AUTUMN 2017
CHID 250: Queering the Race to Reproduction (Jey Saung)
This course aims to question and “queer” reproduction, typically thought of as a heterosexual, biogenetic, and “natural” process. We will learn about the many different ways in which reproduction is taken up through various queer family-building strategies. These could include utilizing sperm/egg donors, surrogacy, and adoption. Particularly, we will be examining how questions of gender, race and class are taken up in the deployment of strategies. The race and class disparities often seen in who can afford to take up these family-building strategies as well as who is providing the labor (e.g. surrogates hired in the Global South) complicate the queering of these strategies. Furthermore, we will explore the implications of future technologies spectacularized in the popular science news, such as merging two eggs to form a blastocyst and uterine transplants. How are we imagining queer reproductive futures?
WINTER 2018
CHID 480: Racialized Reproduction and Biopolitics of the State (Jey Saung)

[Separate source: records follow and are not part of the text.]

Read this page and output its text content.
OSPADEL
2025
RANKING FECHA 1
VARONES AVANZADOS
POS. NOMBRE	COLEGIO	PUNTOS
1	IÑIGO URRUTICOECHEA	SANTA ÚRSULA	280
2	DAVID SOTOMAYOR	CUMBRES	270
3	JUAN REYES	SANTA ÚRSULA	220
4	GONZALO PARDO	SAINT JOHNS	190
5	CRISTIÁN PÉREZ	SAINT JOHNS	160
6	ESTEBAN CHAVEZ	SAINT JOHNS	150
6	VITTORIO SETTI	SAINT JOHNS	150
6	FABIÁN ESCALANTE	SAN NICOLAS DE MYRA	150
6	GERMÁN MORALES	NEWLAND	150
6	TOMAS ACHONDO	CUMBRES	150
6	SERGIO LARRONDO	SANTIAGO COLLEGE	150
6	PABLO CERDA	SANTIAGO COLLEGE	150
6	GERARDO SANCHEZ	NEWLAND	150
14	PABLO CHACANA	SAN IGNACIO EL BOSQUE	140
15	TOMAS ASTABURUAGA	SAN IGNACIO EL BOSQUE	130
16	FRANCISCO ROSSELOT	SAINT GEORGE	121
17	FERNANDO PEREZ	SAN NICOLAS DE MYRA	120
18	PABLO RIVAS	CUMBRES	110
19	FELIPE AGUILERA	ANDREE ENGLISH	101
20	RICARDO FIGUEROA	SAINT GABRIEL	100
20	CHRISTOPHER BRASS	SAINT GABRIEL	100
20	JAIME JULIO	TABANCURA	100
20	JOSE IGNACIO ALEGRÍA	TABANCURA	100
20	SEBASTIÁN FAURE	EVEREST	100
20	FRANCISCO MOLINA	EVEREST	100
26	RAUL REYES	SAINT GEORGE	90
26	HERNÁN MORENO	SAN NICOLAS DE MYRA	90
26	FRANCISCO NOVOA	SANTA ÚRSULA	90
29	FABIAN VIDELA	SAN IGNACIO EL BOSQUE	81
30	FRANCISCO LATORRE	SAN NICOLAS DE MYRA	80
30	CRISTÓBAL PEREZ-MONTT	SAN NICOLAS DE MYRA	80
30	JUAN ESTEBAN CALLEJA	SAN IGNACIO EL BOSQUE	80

Historically, the U.S. has been deeply implicated in strategies of racialized population control tactics. This course will trace these biopolitical histories by examining power as emergent in Michel Foucault’s The History of Sexuality, Vol. 1. Through this understanding of biopower, we will then analyze how it operates in various moments. These include the development of the field of gynecology, the development of the birth control pill, and national histories of forced sterilizations. This course will also analyze state policing of sexuality through legislation such as age of consent laws, abstinence-only sex education policies, and currently proposed anti-abortion bills throughout the nation. Through these moments of overt state interventions into reproduction, we can begin to understand the role (and identities) of the (un)desirable citizen.
SPRING 2018
CHID 250: Race, Reproduction, and Sexuality (Logan O'Laughlin & Jey Saung)
This co-taught course contextualizes fertility discourses, reproductive technologies, and nuclear family tropes with the historical and ongoing violence against women of color. We read selections from foundational texts such as Angela Davis’ Women, Race, and Class, Dorothy Robert’s Killing the Black Body, Moraga and Anzaldúa’s This Bridge Called My Back anthology, and Michel Foucault’s The History of Sexuality through the lens of biological reproduction in order to broaden analyses of the biopolitics of reproduction. In addition to grounding the coursework in theory, we attend to the following case studies: the development of birth control in the U.S., the Tuskegee Syphilis Project, the deployment of Agent Orange as a tool of colonialism, and the forced sterilization of transgender people prior to gender affirming surgery.